Regina Elsner : Je commencerai par l’Ukraine pour répondre à cette question, car la situation est très différente pour chaque pays et pour leurs sociétés et églises respectives. En Ukraine, avant l’invasion à grande échelle de 2022, le président Porochenko a utilisé l’église et le thème de la religion dans le cadre de sa campagne électorale en 2018. C’était quelque chose de tout à fait nouveau pour l’Ukraine. Jusqu’alors, la religion avait toujours joué un rôle dans la politique et tous les présidents avaient tenté d’utiliser les églises orthodoxes d’une manière ou d’une autre. Porochenko s’est distingué en mettant l’accent sur trois thèmes clés dans sa campagne électorale : l’armée, la langue et la foi. Il a ainsi fait de la politique très directe avec la religion, et plus particulièrement avec l’orthodoxie. Le résultat de ce processus politique a été la création de l’Église orthodoxe d’Ukraine en tant qu’Église indépendante pour l’Ukraine. Cependant, la campagne de réélection de Porochenko a échoué et nous nous sommes retrouvés dans une situation intéressante en 2019, où Zelenskyi a entamé son mandat présidentiel sans aucun programme pour les affaires religieuses. Il a été le premier président ukrainien à ne pas vouloir utiliser une communauté religieuse pour ses stratégies politiques.
Cette situation offrait aux églises orthodoxes une occasion unique de se détacher de la politique et d’exister dans une société où les politiques ne souhaitaient pas du tout les utiliser. J’ai pensé à l’époque et je pense toujours qu’il s’agissait d’une bonne situation – bien qu’elle ne soit pas normale ou canonique – pour les églises orthodoxes d’Ukraine. Le conflit qui les opposait s’est passablement apaisé dans les années qui ont suivi. Entre 2019 et 2022, il n’y a pratiquement pas eu d’instrumentalisation politique, ce qui a permis le début d’un discours public sain. L’objectif des églises orthodoxes était clairement d’être en contact avec la société civile et d’en faire partie afin de discuter de sujets pertinents pour la société en dehors de la politique. Le transfert des paroissiens entre les églises a suscité des conflits et des tentatives de politisation de ces questions, mais elles n’ont pas été couronnées de succès. La situation était plutôt bonne pour une Église orthodoxe dans l’espace post-soviétique.
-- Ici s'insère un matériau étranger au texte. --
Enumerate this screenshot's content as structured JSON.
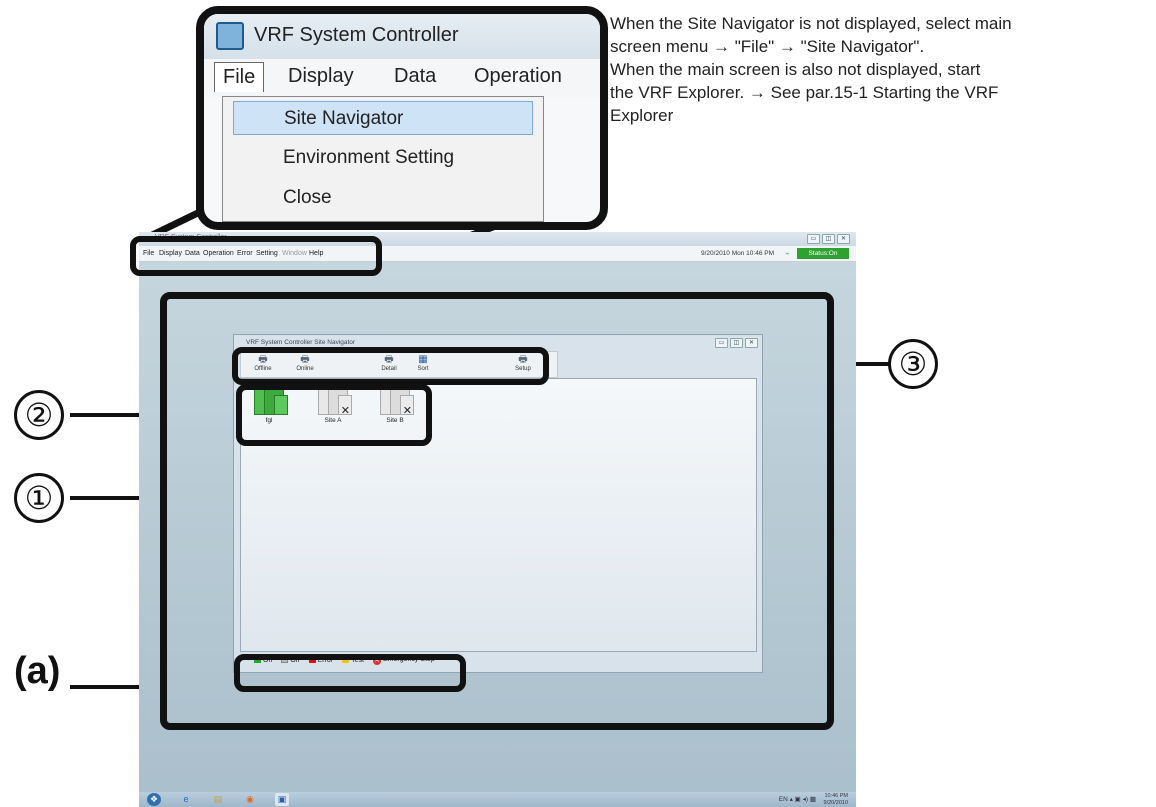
{
  "zoom": {
    "app_title": "VRF System Controller",
    "menu": [
      "File",
      "Display",
      "Data",
      "Operation"
    ],
    "dropdown": [
      "Site Navigator",
      "Environment Setting",
      "Close"
    ]
  },
  "main_window": {
    "title": "VRF System Controller",
    "menu": [
      "File",
      "Display",
      "Data",
      "Operation",
      "Error",
      "Setting",
      "Window",
      "Help"
    ],
    "datetime": "9/20/2010 Mon 10:46 PM",
    "status": "Status:On",
    "window_buttons": [
      "▭",
      "◫",
      "✕"
    ]
  },
  "site_navigator": {
    "title": "VRF System Controller Site Navigator",
    "toolbar": [
      "Offline",
      "Online",
      "Detail",
      "Sort",
      "Setup"
    ],
    "sites": [
      {
        "name": "fgl",
        "color": "#3caa3c"
      },
      {
        "name": "Site A",
        "color": "#d9d9d9"
      },
      {
        "name": "Site B",
        "color": "#d9d9d9"
      }
    ],
    "legend": [
      {
        "label": "On",
        "color": "#22aa22"
      },
      {
        "label": "Off",
        "color": "#bbbbbb"
      },
      {
        "label": "Error",
        "color": "#dd1111"
      },
      {
        "label": "Test",
        "color": "#f0c419"
      },
      {
        "label": "Emergency Stop",
        "color": "#dd3333"
      }
    ],
    "estop_glyph": "✕"
  },
  "taskbar": {
    "lang": "EN",
    "time": "10:46 PM",
    "date": "9/20/2010"
  },
  "callout_numbers": [
    "③",
    "②",
    "①"
  ],
  "callout_a": "(a)",
  "description": [
    "When the Site Navigator is not displayed, select main",
    "screen menu → \"File\" → \"Site Navigator\".",
    "When the main screen is also not displayed, start",
    "the VRF Explorer.  → See par.15-1 Starting the VRF",
    "Explorer"
  ]
}
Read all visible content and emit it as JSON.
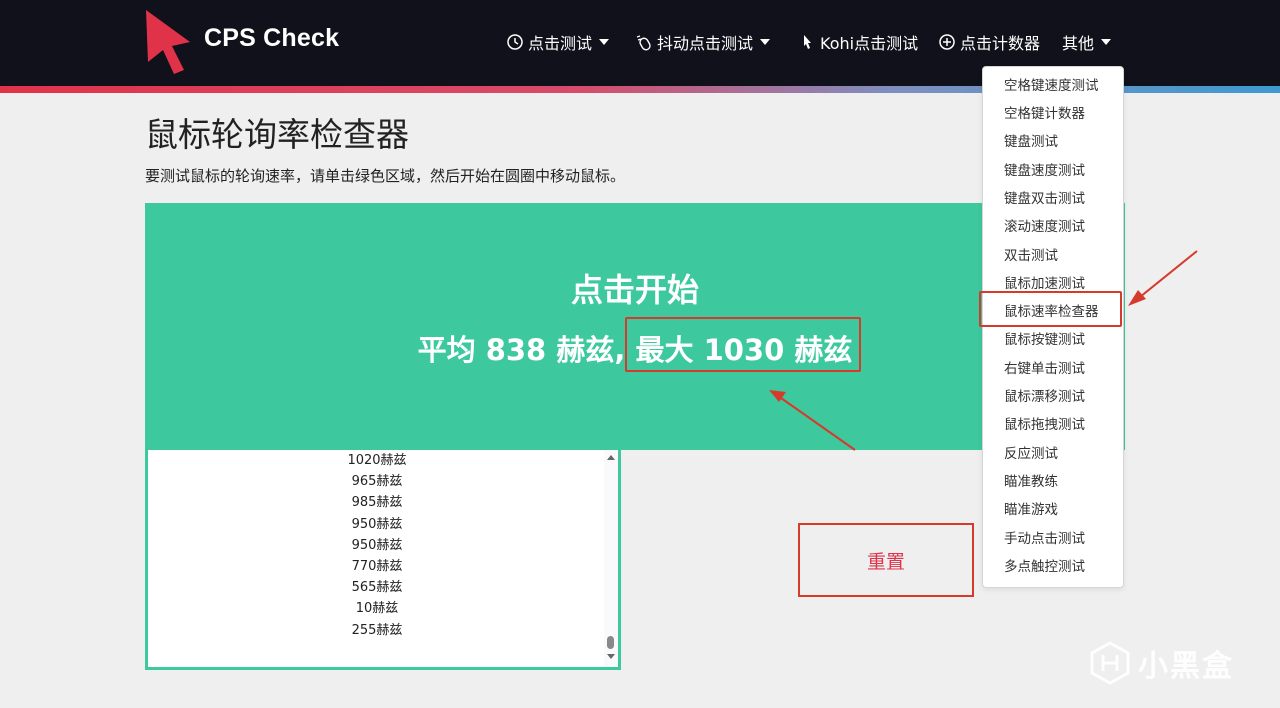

Cependant, en 2022, la situation a changé très sérieusement en Ukraine, en raison de l’invasion à grande échelle. La Russie utilisait déjà l’orthodoxie comme une arme dans sa guerre de propagande et a continué à le faire avec le début de la guerre totale. La partie russe s’est approprié l’Église orthodoxe ukrainienne en affirmant qu’elle devait la défendre et en tentant de convaincre le monde que l’Ukraine avait certains liens historiques et religieux avec la Russie, etc. La partie russe a stratégiquement utilisé le facteur religieux et les quelques tensions qui subsistaient en Ukraine, et c’est la raison pour laquelle l’Ukraine a également dû réagir politiquement. En 2022, nous avons constaté une pression publique et politique croissante sur l’Église orthodoxe ukrainienne, qui était en communion avec le Patriarcat de Moscou. Nous avons également constaté que l’Église orthodoxe d’Ukraine – l’Église indépendante – utilisait sa loyauté nationale comme capital symbolique et tentait de s’intégrer dans la politique ukrainienne.
Par conséquent, à la fin de l’année 2022, près d’un an après le début de la guerre, la religion est devenue une question de sécurité de l’État. Le 1er décembre 2022, le président Zelensky a prononcé un discours célèbre dans lequel il a évoqué la garantie de l’indépendance spirituelle de l’Ukraine et les raisons pour lesquelles, afin de préserver cette indépendance, l’État doit s’impliquer dans les questions religieuses. La Russie a politisé la religion dans le contexte de la guerre, provoquant ainsi une réponse en nature de la part de l’Ukraine. De mon point de vue, nous nous trouvons aujourd’hui dans une situation très compliquée et ambivalente, dans laquelle l’Ukraine tente de trouver un équilibre entre la liberté religieuse d’une part et la sécurité de l’État d’autre part. Il s’agit d’une nouvelle instrumentalisation de la religion à des fins politiques, qui est également très dangereuse, car la liberté religieuse est un élément constitutif de la sécurité humaine.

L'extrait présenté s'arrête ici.